The slide in the top of the Big Ten has been discussed at length. Aside from an exciting showing from Michigan State in the Rose Bowl last season, there hasn’t been much to write home about in recent years for the conference that still fancies itself as a national powerhouse. (Let’s not forget, the Spartans’ success was also the conference’s loss, knocking Ohio State out of a potential National Championship game.)
The more intriguing question for those who follow Northwestern is where the conference’s dip leaves the Wildcats. Although the program is seemingly on the rise, a kind of “one year away from being one year away” team, NU’s lack of success in a soft Big Ten leaves a lot to be desired.
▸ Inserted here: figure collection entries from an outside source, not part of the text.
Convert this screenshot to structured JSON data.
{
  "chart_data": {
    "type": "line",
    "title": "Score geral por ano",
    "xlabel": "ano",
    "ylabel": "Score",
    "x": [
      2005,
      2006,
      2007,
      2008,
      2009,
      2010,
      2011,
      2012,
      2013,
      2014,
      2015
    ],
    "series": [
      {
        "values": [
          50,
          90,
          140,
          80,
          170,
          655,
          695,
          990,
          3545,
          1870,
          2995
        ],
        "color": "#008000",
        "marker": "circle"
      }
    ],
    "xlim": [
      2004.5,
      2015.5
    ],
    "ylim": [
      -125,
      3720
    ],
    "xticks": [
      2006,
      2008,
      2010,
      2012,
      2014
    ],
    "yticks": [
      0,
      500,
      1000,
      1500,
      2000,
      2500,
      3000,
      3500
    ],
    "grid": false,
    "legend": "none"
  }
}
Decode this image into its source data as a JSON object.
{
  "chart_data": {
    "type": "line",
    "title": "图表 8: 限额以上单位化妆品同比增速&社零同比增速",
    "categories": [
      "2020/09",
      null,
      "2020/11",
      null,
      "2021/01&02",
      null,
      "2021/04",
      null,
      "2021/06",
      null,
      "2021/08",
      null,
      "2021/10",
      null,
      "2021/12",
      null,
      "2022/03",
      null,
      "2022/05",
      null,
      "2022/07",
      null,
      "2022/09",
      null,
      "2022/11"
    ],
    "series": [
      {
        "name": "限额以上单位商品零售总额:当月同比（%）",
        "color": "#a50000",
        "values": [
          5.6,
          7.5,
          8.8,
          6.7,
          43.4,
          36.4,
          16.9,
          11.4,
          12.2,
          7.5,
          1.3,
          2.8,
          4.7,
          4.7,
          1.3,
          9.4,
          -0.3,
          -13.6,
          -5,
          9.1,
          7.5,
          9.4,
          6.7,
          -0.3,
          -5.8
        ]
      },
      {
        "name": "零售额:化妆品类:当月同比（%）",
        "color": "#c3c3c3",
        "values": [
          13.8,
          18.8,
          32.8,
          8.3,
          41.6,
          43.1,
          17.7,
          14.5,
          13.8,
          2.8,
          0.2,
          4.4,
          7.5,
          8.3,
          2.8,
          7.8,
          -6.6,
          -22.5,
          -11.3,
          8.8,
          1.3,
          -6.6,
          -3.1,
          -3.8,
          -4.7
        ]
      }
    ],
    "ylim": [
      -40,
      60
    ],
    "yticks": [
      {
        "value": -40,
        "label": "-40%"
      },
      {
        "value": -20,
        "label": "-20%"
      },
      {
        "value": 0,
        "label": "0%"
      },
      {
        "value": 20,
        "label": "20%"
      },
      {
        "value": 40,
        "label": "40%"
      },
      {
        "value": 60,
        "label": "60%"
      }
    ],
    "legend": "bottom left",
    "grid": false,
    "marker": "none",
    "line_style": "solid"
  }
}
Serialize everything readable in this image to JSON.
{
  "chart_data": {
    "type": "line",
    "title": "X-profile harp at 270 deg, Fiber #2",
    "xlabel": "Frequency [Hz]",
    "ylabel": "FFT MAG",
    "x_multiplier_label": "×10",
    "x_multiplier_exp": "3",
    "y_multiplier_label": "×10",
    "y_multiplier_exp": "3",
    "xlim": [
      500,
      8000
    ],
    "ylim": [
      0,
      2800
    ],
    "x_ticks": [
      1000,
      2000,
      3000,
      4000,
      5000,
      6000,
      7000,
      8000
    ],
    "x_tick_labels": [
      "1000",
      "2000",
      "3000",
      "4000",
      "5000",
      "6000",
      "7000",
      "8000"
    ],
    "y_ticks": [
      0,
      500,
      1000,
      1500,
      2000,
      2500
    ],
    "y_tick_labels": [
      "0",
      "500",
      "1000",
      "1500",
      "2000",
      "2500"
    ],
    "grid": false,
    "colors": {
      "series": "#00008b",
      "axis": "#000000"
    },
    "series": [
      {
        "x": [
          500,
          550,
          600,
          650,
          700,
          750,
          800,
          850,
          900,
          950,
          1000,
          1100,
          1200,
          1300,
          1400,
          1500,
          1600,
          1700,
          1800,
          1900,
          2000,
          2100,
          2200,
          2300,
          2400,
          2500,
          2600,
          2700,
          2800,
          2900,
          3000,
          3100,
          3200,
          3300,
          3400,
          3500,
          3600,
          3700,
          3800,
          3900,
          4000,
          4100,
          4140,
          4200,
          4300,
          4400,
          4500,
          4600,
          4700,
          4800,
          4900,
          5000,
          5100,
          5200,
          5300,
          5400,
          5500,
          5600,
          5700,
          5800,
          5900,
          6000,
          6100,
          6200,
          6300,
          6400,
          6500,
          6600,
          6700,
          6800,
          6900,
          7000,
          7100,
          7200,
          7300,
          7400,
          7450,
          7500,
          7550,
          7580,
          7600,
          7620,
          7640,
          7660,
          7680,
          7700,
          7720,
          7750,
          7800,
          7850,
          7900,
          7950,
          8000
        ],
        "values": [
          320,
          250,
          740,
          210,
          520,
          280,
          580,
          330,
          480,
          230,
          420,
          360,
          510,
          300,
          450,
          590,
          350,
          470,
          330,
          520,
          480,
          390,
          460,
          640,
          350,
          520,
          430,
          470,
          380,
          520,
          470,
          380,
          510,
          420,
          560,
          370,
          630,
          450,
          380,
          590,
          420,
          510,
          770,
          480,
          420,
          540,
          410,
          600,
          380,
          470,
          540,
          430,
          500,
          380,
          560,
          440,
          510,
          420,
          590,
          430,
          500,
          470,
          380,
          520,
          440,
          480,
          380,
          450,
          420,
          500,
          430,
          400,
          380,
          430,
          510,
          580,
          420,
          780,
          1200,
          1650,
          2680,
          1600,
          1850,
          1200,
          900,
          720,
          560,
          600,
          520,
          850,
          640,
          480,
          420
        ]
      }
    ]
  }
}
First and foremost, it’s difficult to judge the Cats’ recent “success” knowing that traditional Big Ten powerhouses — the Michigans, Penn States and Ohio States — have been dragged down due to poor coaching, off-field scandals or both. Only the Buckeyes look primed to bounce back, not coincidentally with a super-successful former SEC coach at the helm.
As a result, there’s no reason NU shouldn’t be expected to have more campaigns like it did in 2012, winning 10 games in a season as the Cats avoided Ohio State and Wisconsin on the schedule. It’s tough to justify last season when NU failed miserably in conference play.
This season, the West division is up for grabs. Even with the loss to Minnesota, the Cats can bounce back against Nebraska and still put themselves in a position to control their own destiny down the stretch.
At this point though, it’s hard for me to expect less. It’s one thing for NU to go 7-5 or 8-4 when Michigan and Ohio State are trotting out Chad Henne and Troy Smith, but for the Cats to fail to capitalize on a weak conference is extremely disappointing.
It’s why you’ll hear coach Pat Fitzgerald pump up the Big Ten whenever he gets a chance. It’s why when, after a disastrous non-conference start, it was fair to ask Fitzgerald if his team would win a conference game, then be quickly reminded how fickle this conference actually is.
At the current rate NU is going at, it doesn’t make sense to discuss the team in any sort of national conversation, when quite frankly, it can hardly factor into a pretty casual Big Ten conversation.
How much rope will Fitzgerald get? He’s far from a turning point or crossroads in his career. I don’t foresee that happening any time soon. The crutch of academics and facilities (at least for a couple more years) will always be there for him, though oftentimes (see Carmody, Bill) that crutch is only enough for so long.
But to settle for a mediocre team in a mediocre conference does not seem much better than a below-average team in a great conference. As fun as it is to make fun of Vanderbilt, who I’m shocked hasn’t written us a letter asking us to go easy on them, is NU that much further along than the Commodores were under James Franklin?
A win against the Cornhuskers means the Cats can still chase some big dreams this season. Another loss however, another mediocre season, and I think it’s fair to start asking, what happens to NU if the Big Ten becomes as good as it thinks it is?